Собираясь в дорогу, Зейнеп немного поплакала. Она забыла в доме матери свой любимый гребень с перламутровой ручкой, подарок тети, с которым не расставалась с детства. Эту вещь она считала своим счастливым талисманом, так что перспектива надолго остаться без нее тоже печалила Зейнеп. Колагасы предложил послать за гребнем одного из солдат своего отряда, которые постоянно охраняли вход в отель на случай появления Рамиза, но супруги смогли лишь обняться и застыть в молчании. Оба боялись, что разлука окажется очень долгой.
Они в последний раз предались любви, ощущая не столько страсть и наслаждение, сколько печаль и тоску. При виде слез в глазах Зейнеп Камиль чувствовал, что воля его слабеет.

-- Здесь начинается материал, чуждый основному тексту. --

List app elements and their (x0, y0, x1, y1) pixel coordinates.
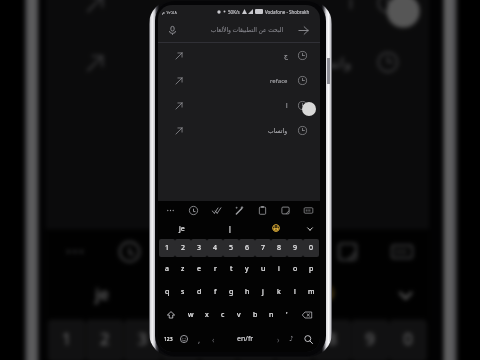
button[interactable]: je (45, 270, 159, 319)
button[interactable]: 0 (303, 239, 319, 257)
button[interactable]: Previous language (207, 326, 219, 352)
button[interactable]: 8 (313, 319, 351, 360)
button[interactable]: je (158, 218, 206, 239)
button[interactable]: Search (299, 326, 318, 352)
button[interactable]: 5 (199, 319, 237, 360)
button[interactable]: 😀 (270, 270, 382, 319)
button[interactable]: i (271, 257, 287, 281)
staticText: واتساب (306, 54, 354, 70)
button[interactable]: t (223, 257, 239, 281)
button[interactable]: Grammar check (164, 232, 202, 270)
button[interactable]: 7 (255, 239, 271, 257)
button[interactable]: w (183, 303, 199, 326)
staticText: | (211, 284, 221, 307)
button[interactable]: Expand suggestions (300, 218, 320, 239)
button[interactable]: n (263, 303, 279, 326)
button[interactable]: Voice search (163, 21, 182, 40)
button[interactable]: 4 (207, 239, 223, 257)
staticText: 3 (197, 243, 202, 253)
staticText: o (293, 264, 298, 274)
button[interactable]: e (191, 257, 207, 281)
button[interactable]: Shift (159, 303, 183, 326)
button[interactable]: 2 (86, 319, 124, 360)
button[interactable]: ا (45, 0, 429, 32)
button[interactable]: More options (162, 202, 178, 218)
button[interactable]: واتساب (158, 118, 320, 143)
button[interactable]: 3 (191, 239, 207, 257)
staticText: b (253, 310, 258, 320)
button[interactable]: Submit search (294, 21, 313, 40)
button[interactable]: Next language (272, 326, 284, 352)
button[interactable]: o (287, 257, 303, 281)
button[interactable]: Expand suggestions (382, 270, 429, 319)
button[interactable]: Assistant (185, 202, 201, 218)
button[interactable]: واتساب (45, 32, 429, 92)
button[interactable]: Clipboard (254, 202, 270, 218)
staticText: ا (349, 0, 354, 11)
button[interactable]: 6 (239, 239, 255, 257)
button[interactable]: | (159, 270, 271, 319)
staticText: a (165, 264, 169, 274)
button[interactable]: q (159, 281, 175, 303)
button[interactable]: Translate (231, 202, 247, 218)
staticText: f (214, 287, 217, 297)
staticText: 1 (165, 243, 170, 253)
button[interactable]: Grammar check (208, 202, 224, 218)
button[interactable]: 1 (48, 319, 86, 360)
button[interactable]: en/fr (219, 326, 272, 352)
button[interactable]: c (215, 303, 231, 326)
button[interactable]: | (206, 218, 253, 239)
button[interactable]: 3 (124, 319, 162, 360)
button[interactable]: Clipboard (273, 232, 311, 270)
button[interactable]: 7 (275, 319, 313, 360)
button[interactable]: p (303, 257, 319, 281)
button[interactable]: 8 (271, 239, 287, 257)
button[interactable]: 9 (351, 319, 389, 360)
button[interactable]: 0 (389, 319, 427, 360)
button[interactable]: GIF (300, 202, 316, 218)
button[interactable]: , (192, 326, 207, 352)
button[interactable]: ا (158, 93, 320, 118)
staticText: 4 (176, 329, 188, 352)
button[interactable]: v (231, 303, 247, 326)
button[interactable]: s (175, 281, 191, 303)
button[interactable]: b (247, 303, 263, 326)
button[interactable]: 4 (162, 319, 199, 360)
staticText: 8 (277, 243, 282, 253)
button[interactable]: Assistant (109, 232, 147, 270)
staticText: ♪ (289, 335, 294, 343)
button[interactable]: ♪ (284, 326, 299, 352)
button[interactable]: 9 (287, 239, 303, 257)
button[interactable]: a (159, 257, 175, 281)
button[interactable]: Backspace (295, 303, 319, 326)
button[interactable]: k (271, 281, 287, 303)
button[interactable]: d (191, 281, 207, 303)
button[interactable]: GIF (382, 232, 420, 270)
button[interactable]: x (199, 303, 215, 326)
button[interactable]: l (287, 281, 303, 303)
button[interactable]: m (303, 281, 319, 303)
button[interactable]: 2 (175, 239, 191, 257)
button[interactable]: 6 (237, 319, 275, 360)
button[interactable]: Emoji (176, 326, 192, 352)
button[interactable]: y (239, 257, 255, 281)
button[interactable]: Stickers (327, 232, 365, 270)
button[interactable]: 5 (223, 239, 239, 257)
button[interactable]: h (239, 281, 255, 303)
staticText: d (197, 287, 202, 297)
button[interactable]: j (255, 281, 271, 303)
button[interactable]: reface (158, 68, 320, 93)
button[interactable]: Stickers (277, 202, 293, 218)
button[interactable]: g (223, 281, 239, 303)
button[interactable]: u (255, 257, 271, 281)
button[interactable]: 1 (159, 239, 175, 257)
button[interactable]: r (207, 257, 223, 281)
button[interactable]: 😀 (253, 218, 300, 239)
button[interactable]: 123 (160, 326, 176, 352)
button[interactable]: z (175, 257, 191, 281)
button[interactable]: ج (158, 43, 320, 68)
button[interactable]: Translate (218, 232, 256, 270)
button[interactable]: ' (279, 303, 295, 326)
button[interactable]: f (207, 281, 223, 303)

Как он должен поступить? Он пытался убедить себя в том, что, уехав, жена уж точно спасется и от чумы, и от опасности, грозящей со стороны Рамиза, а когда эпидемия кончится, они встретятся в Измире. Но знал он и другое: когда Зейнеп уедет, он будет с тоской вспоминать дни и часы, проведенные вместе, и снова испытает одиночество, мучившее его в далеких провинциальных городках и в Хиджазе. Он не отрывал от жены глаз, стараясь вдоволь на нее насмотреться и запечатлеть ее облик в памяти (дойдя до этого момента, читатель писем Пакизе-султан может заподозрить колагасы в неискренности).
Едва стемнело, колагасы переоделся в гражданскую одежду и водрузил на голову шляпу, одолженную у Лами. На этом особо настаивал Меджид, которому было поручено договориться с лодочником Сейитом. Зейнеп отдала колагасы свою сумку со всем необходимым. Они прошли через оборудованную на современный манер кухню отеля «Сплендид палас» и выскользнули через заднюю дверь. Чума, казалось, не только прогнала людей с улиц, но и окрасила ночь в непроглядную черноту. Они скользили тихо, словно призраки, по пустым, темным переулкам, прислушиваясь к шороху ветра в листве. На многих калитках висел замок, в домах не горело ни свечи, ни керосиновой лампы, окна были черны. Но в душе у Камиля и Зейнеп не было страха перед чумой – ими владел страх разлуки. Они молча шли к тому месту, откуда Сейит должен был забрать Зейнеп, но при этом словно бы знали, что все-таки не расстанутся. Иначе, может быть, они и не вышли бы из отеля.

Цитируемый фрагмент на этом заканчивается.